Cela aurait pu se faire grâce à la présence d’une station géothermique proche. Cependant l’étude n’a jamais abouti, la municipalité ayant préféré remplacé le fioul par du gaz pour l’alimentation de la chaufferie du Grand Parc : une occasion manquée de tourner ce quartier vers les énergies renouvelables.

Un éco quartier limite l’usage de la voiture et incite à l’utilisation de transports doux (transports en commun, vélo, marche à pied).
Si la circulation reste apaisée sur le Grand Parc, du fait de sa configuration, le nombre conséquent de parkings, souvenirs d’une époque passée où la voiture était reine, ne favorise pas l’abandon de l’automobile.
Cependant l’arrivée du tram, côté Ravezies et les lignes de bus existantes, permettent à ses habitants d’être rapidement connectés avec le centre ville.
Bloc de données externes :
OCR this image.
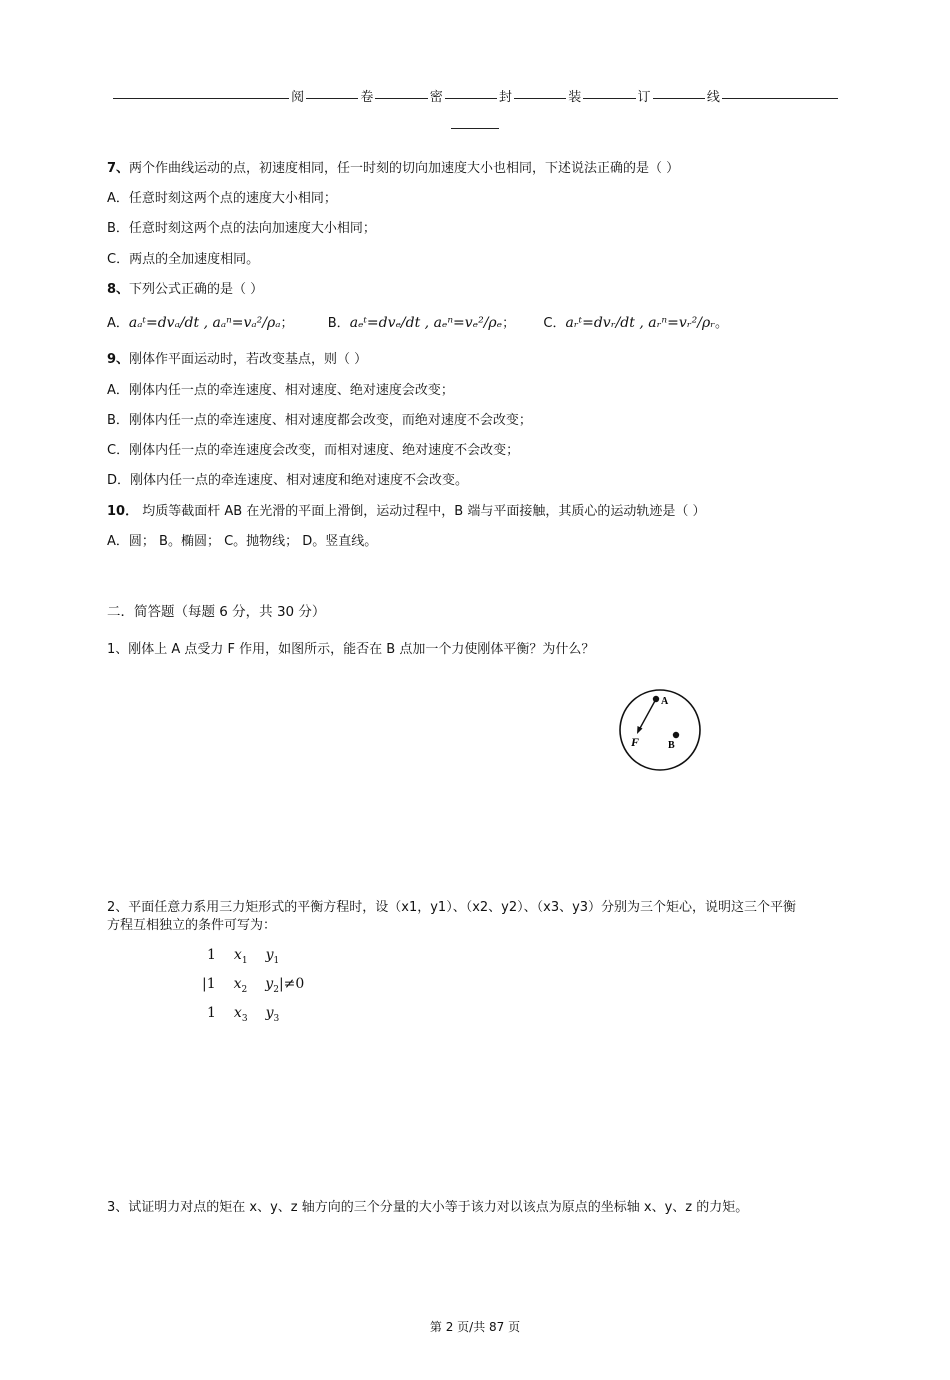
阅	卷	密	封	装	订	线
7、两个作曲线运动的点，初速度相同，任一时刻的切向加速度大小也相同，下述说法正确的是（ ）
A．任意时刻这两个点的速度大小相同；
B．任意时刻这两个点的法向加速度大小相同；
C．两点的全加速度相同。
8、下列公式正确的是（ ）
A．aₐᵗ=dvₐ/dt , aₐⁿ=vₐ²/ρₐ；	B．aₑᵗ=dvₑ/dt , aₑⁿ=vₑ²/ρₑ； C．aᵣᵗ=dvᵣ/dt , aᵣⁿ=vᵣ²/ρᵣ。
9、刚体作平面运动时，若改变基点，则（ ）
A．刚体内任一点的牵连速度、相对速度、绝对速度会改变；
B．刚体内任一点的牵连速度、相对速度都会改变，而绝对速度不会改变；
C．刚体内任一点的牵连速度会改变，而相对速度、绝对速度不会改变；
D．刚体内任一点的牵连速度、相对速度和绝对速度不会改变。
10． 均质等截面杆 AB 在光滑的平面上滑倒，运动过程中，B 端与平面接触，其质心的运动轨迹是（ ）
A．圆； B。椭圆； C。抛物线； D。竖直线。
二．简答题（每题 6 分，共 30 分）
1、刚体上 A 点受力 F 作用，如图所示，能否在 B 点加一个力使刚体平衡？为什么？
A
B
F
2、平面任意力系用三力矩形式的平衡方程时，设（x1，y1）、（x2、y2）、（x3、y3）分别为三个矩心，说明这三个平衡
方程互相独立的条件可写为：
1 $x_1$ $y_1$
|1 $x_2$ $y_2|\ne 0$
1 $x_3$ $y_3$
3、试证明力对点的矩在 x、y、z 轴方向的三个分量的大小等于该力对以该点为原点的坐标轴 x、y、z 的力矩。
第 2 页/共 87 页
A peine à 800 mètres du centre ville, la marche à pied ou l’utilisation du vélo est pratique et rapide pour une population qui ne possède pas toujours de voitures. Mais il faudra, pour cela faciliter les trames vertes et mettre en place de véritables pistes cyclables afin de faire le lien avec le reste de la ville.

Donc tout n’est pas rose ( ou vert ) sur ce quartier quelque peu passé de mode, mais la configuration de ses bâtiments, espacés, ouverts sur l’environnement alentour, organisés sans vis à vis et permettant à bon nombre d’appartements une vue imprenable sur Bordeaux, peuvent laisser rêveur certains habitants des nouveaux quartiers de Bordeaux.
D’autre part, la présence de nombreux jardins et de grands espaces aérés renforce d’autant ce sentiment d’ouverture.
Ce qui est loin d’être le cas, aux bassins à flot où les empilements de projets, les uns en face des autres donnent au contraire un sentiment d’étouffement.
Mais le prix du mètre carré sur Bordeaux explique facilement la nécessité pour les promoteurs de ne pas perdre la moindre place certainement chèrement acquise.